CENTRAL SENSITIZATION The experience of pain evoked by the excitation of non-nociceptive neurons or of nerve fibers that normally relay non-painful sensations to the spinal cord. This results when non-nociceptive afferent neurons act on a sensitized central nervous system (CNS). Experimental data suggest that pathways normally carrying pain signals themselves become overstimulated and/or fail to respond to inhibitory influences causing increased pain. An example is ‘wind-up’ which occurs when cells in the dorsal horn of the spinal cord increase their rate of action potential discharge in response to repeated stimulation by nociceptors (Woolf CJ, 2006; Zhou Y 2008) .

DYSESTHESIA An abnormal sensation described by the patient as unpleasant. As with paresthesia, dysesthesia may be spontaneous or evoked by maneuvers on physical examination.

HYPERALGESIA Refers to an exaggerated pain response from a usually painful stimulation.

HYPERESTHESIA (POSITIVE SENSORY PHENOMENA) Includes allodynia, hyperalgesia, and hyperpathia. Elicited by light touch, pin prick, cold, warm, vibration, joint position sensation or two-point discrimination, which is perceived as increased or more.

HYPERPATHIA a condition of altered perception such that stimuli which would normally be innocuous, if repeated or prolonged, result in severe explosive persistent pain.

HYPOALGESIA Diminished pain perception in response to a normally painful stimulus.

HYPOESTHESIA (NEGATIVE SENSORY PHENOMENA) (also hypesthesia), diminished sensitivity to stimulation

MALINGERING Intentional feigning of illness or disability in order to achieve external incentives such as recreational drugs or money.

MYOFASCIAL PAIN A regional pain characterized by tender points in taut bands of muscle that produce pain in a characteristic reference zone.

MYOFASCIAL TRIGGER POINT A physical sign in a muscle which includes a) exquisite tenderness in a taut muscle band; and b) referred pain elicited by mechanical stimulation of the trigger point.
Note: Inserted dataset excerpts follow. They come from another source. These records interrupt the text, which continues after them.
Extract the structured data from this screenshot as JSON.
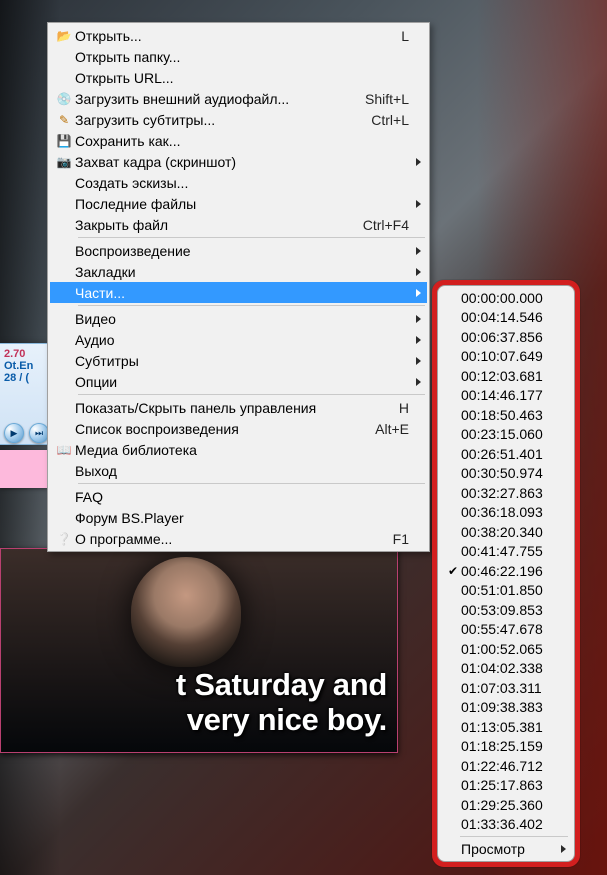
{
  "player": {
    "version": "2.70",
    "file_fragment": "Ot.En",
    "time_fragment": "28 / (",
    "subtitle_line1": "t Saturday and",
    "subtitle_line2": " very nice boy."
  },
  "menu": {
    "group1": [
      {
        "icon": "folder",
        "label": "Открыть...",
        "shortcut": "L",
        "submenu": false
      },
      {
        "icon": "",
        "label": "Открыть папку...",
        "shortcut": "",
        "submenu": false
      },
      {
        "icon": "",
        "label": "Открыть URL...",
        "shortcut": "",
        "submenu": false
      },
      {
        "icon": "cd",
        "label": "Загрузить внешний аудиофайл...",
        "shortcut": "Shift+L",
        "submenu": false
      },
      {
        "icon": "sub",
        "label": "Загрузить субтитры...",
        "shortcut": "Ctrl+L",
        "submenu": false
      },
      {
        "icon": "save",
        "label": "Сохранить как...",
        "shortcut": "",
        "submenu": false
      },
      {
        "icon": "cam",
        "label": "Захват кадра (скриншот)",
        "shortcut": "",
        "submenu": true
      },
      {
        "icon": "",
        "label": "Создать эскизы...",
        "shortcut": "",
        "submenu": false
      },
      {
        "icon": "",
        "label": "Последние файлы",
        "shortcut": "",
        "submenu": true
      },
      {
        "icon": "",
        "label": "Закрыть файл",
        "shortcut": "Ctrl+F4",
        "submenu": false
      }
    ],
    "group2": [
      {
        "icon": "",
        "label": "Воспроизведение",
        "shortcut": "",
        "submenu": true
      },
      {
        "icon": "",
        "label": "Закладки",
        "shortcut": "",
        "submenu": true
      },
      {
        "icon": "",
        "label": "Части...",
        "shortcut": "",
        "submenu": true,
        "highlight": true
      }
    ],
    "group3": [
      {
        "icon": "",
        "label": "Видео",
        "shortcut": "",
        "submenu": true
      },
      {
        "icon": "",
        "label": "Аудио",
        "shortcut": "",
        "submenu": true
      },
      {
        "icon": "",
        "label": "Субтитры",
        "shortcut": "",
        "submenu": true
      },
      {
        "icon": "",
        "label": "Опции",
        "shortcut": "",
        "submenu": true
      }
    ],
    "group4": [
      {
        "icon": "",
        "label": "Показать/Скрыть панель управления",
        "shortcut": "H",
        "submenu": false
      },
      {
        "icon": "",
        "label": "Список воспроизведения",
        "shortcut": "Alt+E",
        "submenu": false
      },
      {
        "icon": "book",
        "label": "Медиа библиотека",
        "shortcut": "",
        "submenu": false
      },
      {
        "icon": "",
        "label": "Выход",
        "shortcut": "",
        "submenu": false
      }
    ],
    "group5": [
      {
        "icon": "",
        "label": "FAQ",
        "shortcut": "",
        "submenu": false
      },
      {
        "icon": "",
        "label": "Форум BS.Player",
        "shortcut": "",
        "submenu": false
      },
      {
        "icon": "info",
        "label": "О программе...",
        "shortcut": "F1",
        "submenu": false
      }
    ]
  },
  "chapters": {
    "items": [
      {
        "time": "00:00:00.000",
        "current": false
      },
      {
        "time": "00:04:14.546",
        "current": false
      },
      {
        "time": "00:06:37.856",
        "current": false
      },
      {
        "time": "00:10:07.649",
        "current": false
      },
      {
        "time": "00:12:03.681",
        "current": false
      },
      {
        "time": "00:14:46.177",
        "current": false
      },
      {
        "time": "00:18:50.463",
        "current": false
      },
      {
        "time": "00:23:15.060",
        "current": false
      },
      {
        "time": "00:26:51.401",
        "current": false
      },
      {
        "time": "00:30:50.974",
        "current": false
      },
      {
        "time": "00:32:27.863",
        "current": false
      },
      {
        "time": "00:36:18.093",
        "current": false
      },
      {
        "time": "00:38:20.340",
        "current": false
      },
      {
        "time": "00:41:47.755",
        "current": false
      },
      {
        "time": "00:46:22.196",
        "current": true
      },
      {
        "time": "00:51:01.850",
        "current": false
      },
      {
        "time": "00:53:09.853",
        "current": false
      },
      {
        "time": "00:55:47.678",
        "current": false
      },
      {
        "time": "01:00:52.065",
        "current": false
      },
      {
        "time": "01:04:02.338",
        "current": false
      },
      {
        "time": "01:07:03.311",
        "current": false
      },
      {
        "time": "01:09:38.383",
        "current": false
      },
      {
        "time": "01:13:05.381",
        "current": false
      },
      {
        "time": "01:18:25.159",
        "current": false
      },
      {
        "time": "01:22:46.712",
        "current": false
      },
      {
        "time": "01:25:17.863",
        "current": false
      },
      {
        "time": "01:29:25.360",
        "current": false
      },
      {
        "time": "01:33:36.402",
        "current": false
      }
    ],
    "view_label": "Просмотр"
  }
}
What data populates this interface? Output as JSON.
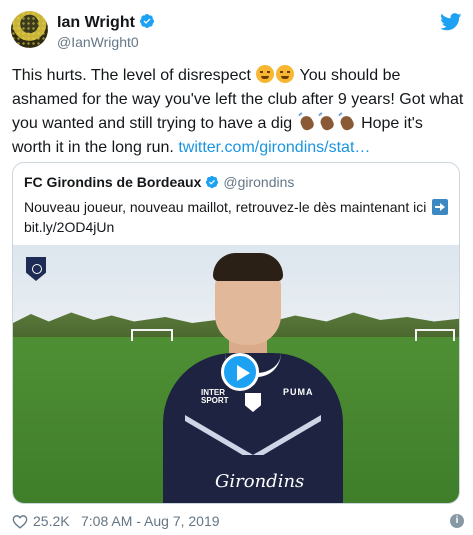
{
  "author": {
    "display_name": "Ian Wright",
    "handle": "@IanWright0",
    "verified": true,
    "avatar_icon": "avatar-image"
  },
  "tweet": {
    "line1_a": "This hurts. The level of disrespect ",
    "line1_b": " You should be",
    "line2": "ashamed for the way you've left the club after 9 years! Got what",
    "line3_a": "you wanted and still trying to have a dig ",
    "line3_b": " Hope it's",
    "line4_a": "worth it in the long run. ",
    "link": "twitter.com/girondins/stat…",
    "emojis": [
      "face-with-steam",
      "face-with-steam",
      "clapping-hands",
      "clapping-hands",
      "clapping-hands"
    ]
  },
  "quoted_tweet": {
    "display_name": "FC Girondins de Bordeaux",
    "handle": "@girondins",
    "verified": true,
    "line1": "Nouveau joueur, nouveau maillot, retrouvez-le dès maintenant ici",
    "line2": "bit.ly/2OD4jUn",
    "emoji": "right-arrow"
  },
  "media": {
    "type": "video",
    "play_icon": "play-icon",
    "shirt_sponsor_1": "INTER",
    "shirt_sponsor_2": "SPORT",
    "shirt_brand": "PUMA",
    "shirt_script": "Gir⁠ondins"
  },
  "footer": {
    "likes": "25.2K",
    "timestamp": "7:08 AM - Aug 7, 2019",
    "info_icon": "i"
  },
  "colors": {
    "link": "#1b95e0",
    "verified": "#1da1f2",
    "muted": "#657786",
    "border": "#ccd6dd"
  }
}
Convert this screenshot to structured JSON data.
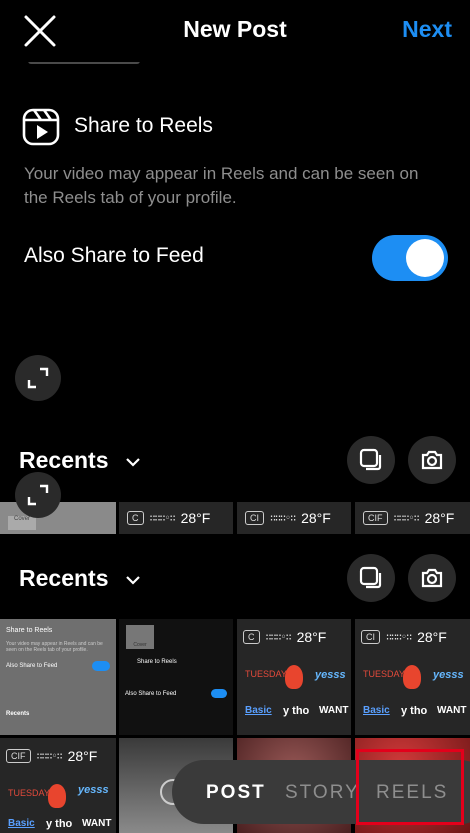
{
  "header": {
    "title": "New Post",
    "next_label": "Next"
  },
  "reels": {
    "title": "Share to Reels",
    "description": "Your video may appear in Reels and can be seen on the Reels tab of your profile.",
    "feed_label": "Also Share to Feed",
    "feed_toggle_on": true
  },
  "gallery": {
    "recents_label": "Recents",
    "weather": {
      "temp": "28°F",
      "chips": [
        "C",
        "CI",
        "CIF"
      ]
    },
    "stickers": {
      "day": "TUESDAY",
      "yes": "yesss",
      "basic": "Basic",
      "ytho": "y tho",
      "want": "WANT"
    },
    "thumb_cover": "Cover"
  },
  "modes": {
    "post": "POST",
    "story": "STORY",
    "reels": "REELS"
  },
  "colors": {
    "accent": "#1d8ef3",
    "highlight": "#e3001b"
  }
}
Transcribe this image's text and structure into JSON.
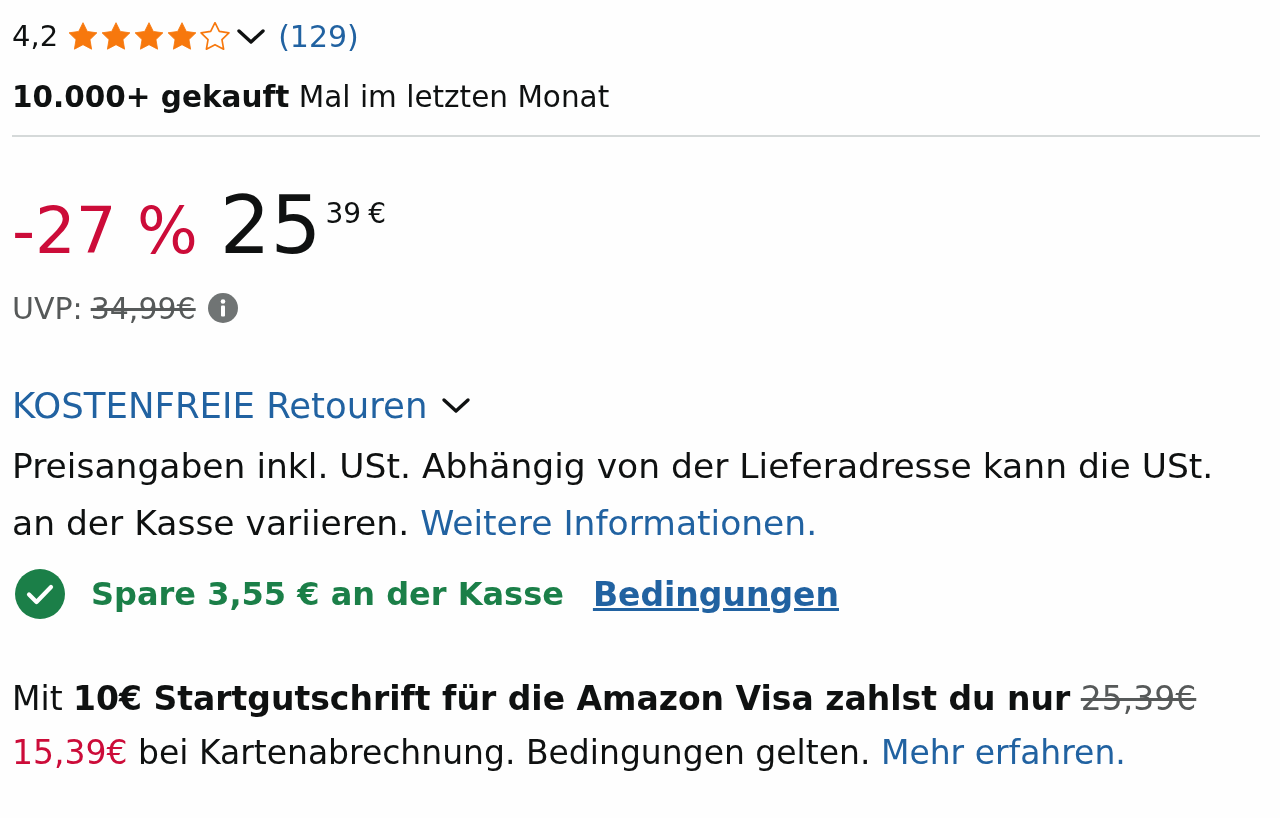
{
  "rating": {
    "value": "4,2",
    "stars": 4,
    "count": "(129)"
  },
  "purchases": "**10.000+ gekauft** Mal im letzten Monat",
  "price": {
    "discount": "-27 %",
    "whole": "25",
    "fraction": "39",
    "currency": "€"
  },
  "list_price": {
    "label": "UVP:",
    "value": "34,99€"
  },
  "returns": {
    "label": "KOSTENFREIE Retouren"
  },
  "tax_note": {
    "text": "Preisangaben inkl. USt. Abhängig von der Lieferadresse kann die USt. an der Kasse variieren.",
    "link": "Weitere Informationen."
  },
  "coupon": {
    "text": "Spare 3,55 € an der Kasse",
    "link": "Bedingungen"
  },
  "card_offer": {
    "intro": "Mit **10€ Startgutschrift für die Amazon Visa zahlst du nur**",
    "old_price": "25,39€",
    "new_price": "15,39€",
    "text": "bei Kartenabrechnung. Bedingungen gelten.",
    "link": "Mehr erfahren."
  }
}
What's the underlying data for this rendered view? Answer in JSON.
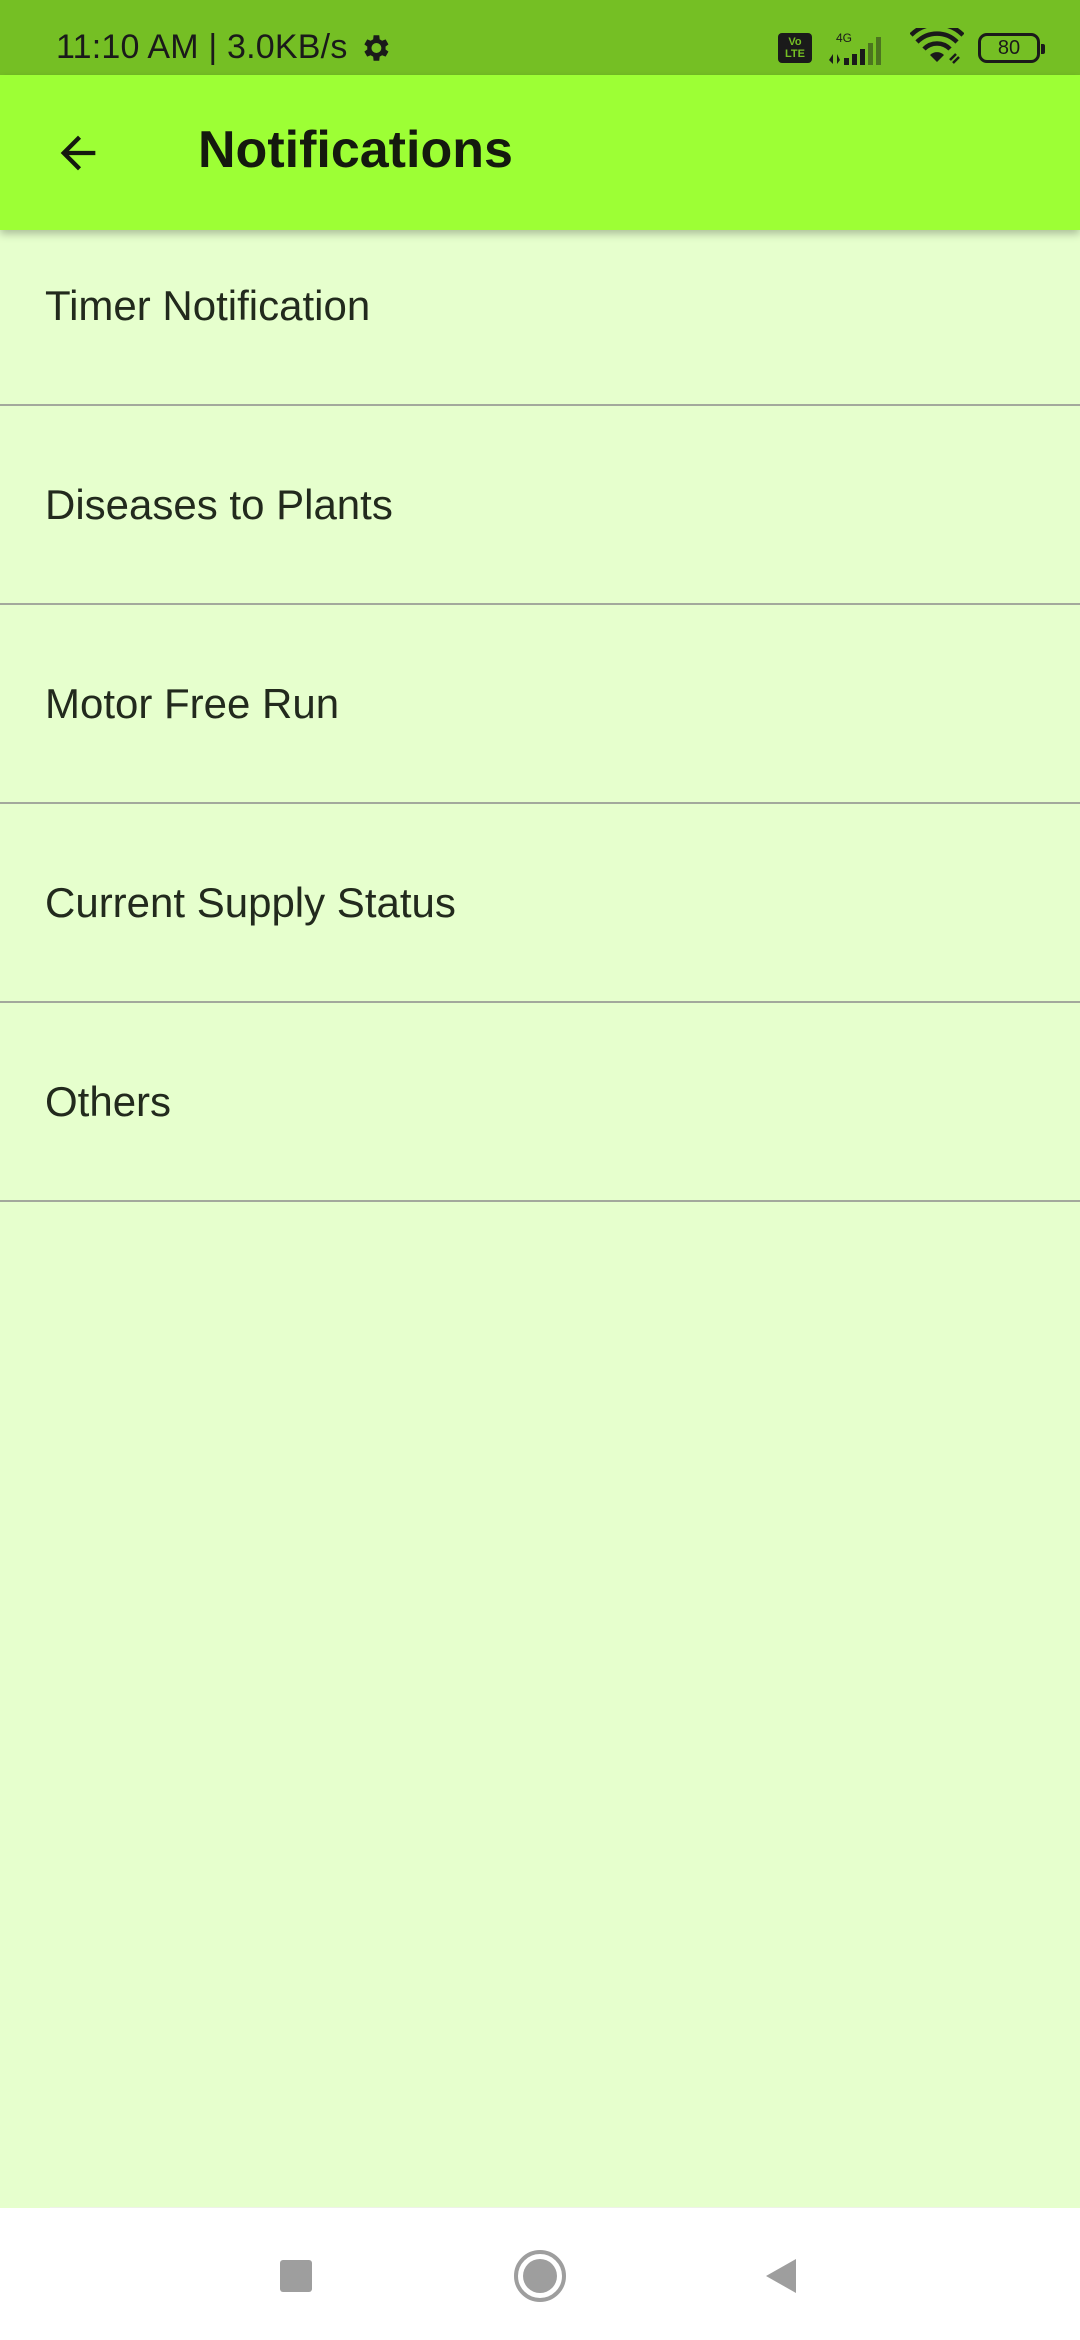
{
  "status_bar": {
    "time_speed": "11:10 AM | 3.0KB/s",
    "volte_label": "Vo LTE",
    "network_label": "4G",
    "battery_level": "80"
  },
  "app_bar": {
    "title": "Notifications",
    "back_icon": "arrow-left-icon"
  },
  "notification_categories": [
    {
      "label": "Timer Notification"
    },
    {
      "label": "Diseases to Plants"
    },
    {
      "label": "Motor Free Run"
    },
    {
      "label": "Current Supply Status"
    },
    {
      "label": "Others"
    }
  ],
  "nav_bar": {
    "recents_icon": "square-icon",
    "home_icon": "circle-icon",
    "back_icon": "triangle-back-icon"
  },
  "colors": {
    "status_bar": "#75bf24",
    "app_bar": "#9dff35",
    "background": "#e6ffcd",
    "divider": "#a3a99c"
  }
}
The following findings may be associated with myofascial trigger points: 1) Local twitch or contraction of the taut band when the trigger point is mechanically stimulated; 2) Reproduction of the patient’s spontaneous pain pattern when the trigger point is mechanically stimulated; 3) Weakness without muscle atrophy; 4) Restricted range of motion of the affected muscle; and 5) Autonomic dysfunction associated with the trigger point such as changes in skin or limb temperature.